Had to get a loaner vehicle from a local dealership because a 10 y/o car that I love needed a lot of work. So they gave me the latest model of the same car -- brand new -- which was vastly less powerful than ours, and kept trying to steer me between the lines and cause the steering wheel to rumble when I hit a line and all kinds of crap that just annoyed me.

The dealership probably thought they would entice me to buy the newer model, but driving it just made me more convinced I made the right decision to put the money into the old car.

briankrebs, to random

Ever since a Chinese hacking group compromised Barracuda's email security appliance so badly they could no longer be safely patched and had to be removed and/or replaced, I've been worried that this might become a trend (which is bad news for a ridiculous number of organizations hoping to still wring yet more life out of aging security hardware).

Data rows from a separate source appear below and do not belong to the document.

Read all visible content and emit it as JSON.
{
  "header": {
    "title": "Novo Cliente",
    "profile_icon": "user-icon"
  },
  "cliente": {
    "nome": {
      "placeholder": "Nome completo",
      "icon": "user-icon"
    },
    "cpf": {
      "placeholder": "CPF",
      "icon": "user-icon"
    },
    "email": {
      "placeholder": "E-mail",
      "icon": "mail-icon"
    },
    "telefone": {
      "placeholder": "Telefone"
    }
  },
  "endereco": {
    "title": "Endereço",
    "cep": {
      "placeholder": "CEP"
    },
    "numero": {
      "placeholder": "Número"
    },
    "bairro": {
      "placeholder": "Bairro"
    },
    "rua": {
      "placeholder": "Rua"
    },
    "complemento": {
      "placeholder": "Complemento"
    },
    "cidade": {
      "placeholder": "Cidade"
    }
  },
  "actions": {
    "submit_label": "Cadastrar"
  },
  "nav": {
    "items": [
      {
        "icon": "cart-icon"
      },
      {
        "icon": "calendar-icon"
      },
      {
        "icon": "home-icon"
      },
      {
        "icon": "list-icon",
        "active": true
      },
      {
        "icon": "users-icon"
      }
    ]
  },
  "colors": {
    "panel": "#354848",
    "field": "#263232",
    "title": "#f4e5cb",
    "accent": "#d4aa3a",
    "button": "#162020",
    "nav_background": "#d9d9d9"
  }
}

https://krebsonsecurity.com/2023/06/barracuda-urges-replacing-not-patching-its-email-security-gateways/

Like, forget about patching in a race against the bad guys trying to reverse engineer the fix. Consider how tough it's going to be when ripping out hardware and replacing it becomes more of a thing.

It sort of seems like that's where things may be headed with Ivanti. The company disclosed 3 weeks ago that hackers were already exploiting zero-days in its security products, but it took weeks for them to issue patches and their mitigation in the meantime was weaksauce. And then this week, Ivanti disclosed two more zero-days. Federal agencies have until midnight tonight to disconnect the vulnerable devices.

https://arstechnica.com/security/2024/02/agencies-using-vulnerable-ivanti-products-have-until-saturday-to-disconnect-them/

"The directive went on to say that before agencies can bring their Ivanti products back online, they must follow a long series of steps that include factory-resetting their system, rebuilding them following Ivanti’s previously issued instructions, and installing the Ivanti patches."

Meanwhile, the FBI/DOJ this week say they disrupted a Chinese cyber-spying operation that targeted critical American infrastructure entities and could be used against the United States in a future geopolitical crisis. They did so by remotely uninstalling malware from a botnet of older IoT gear, including routers, modems and internet connected security cameras.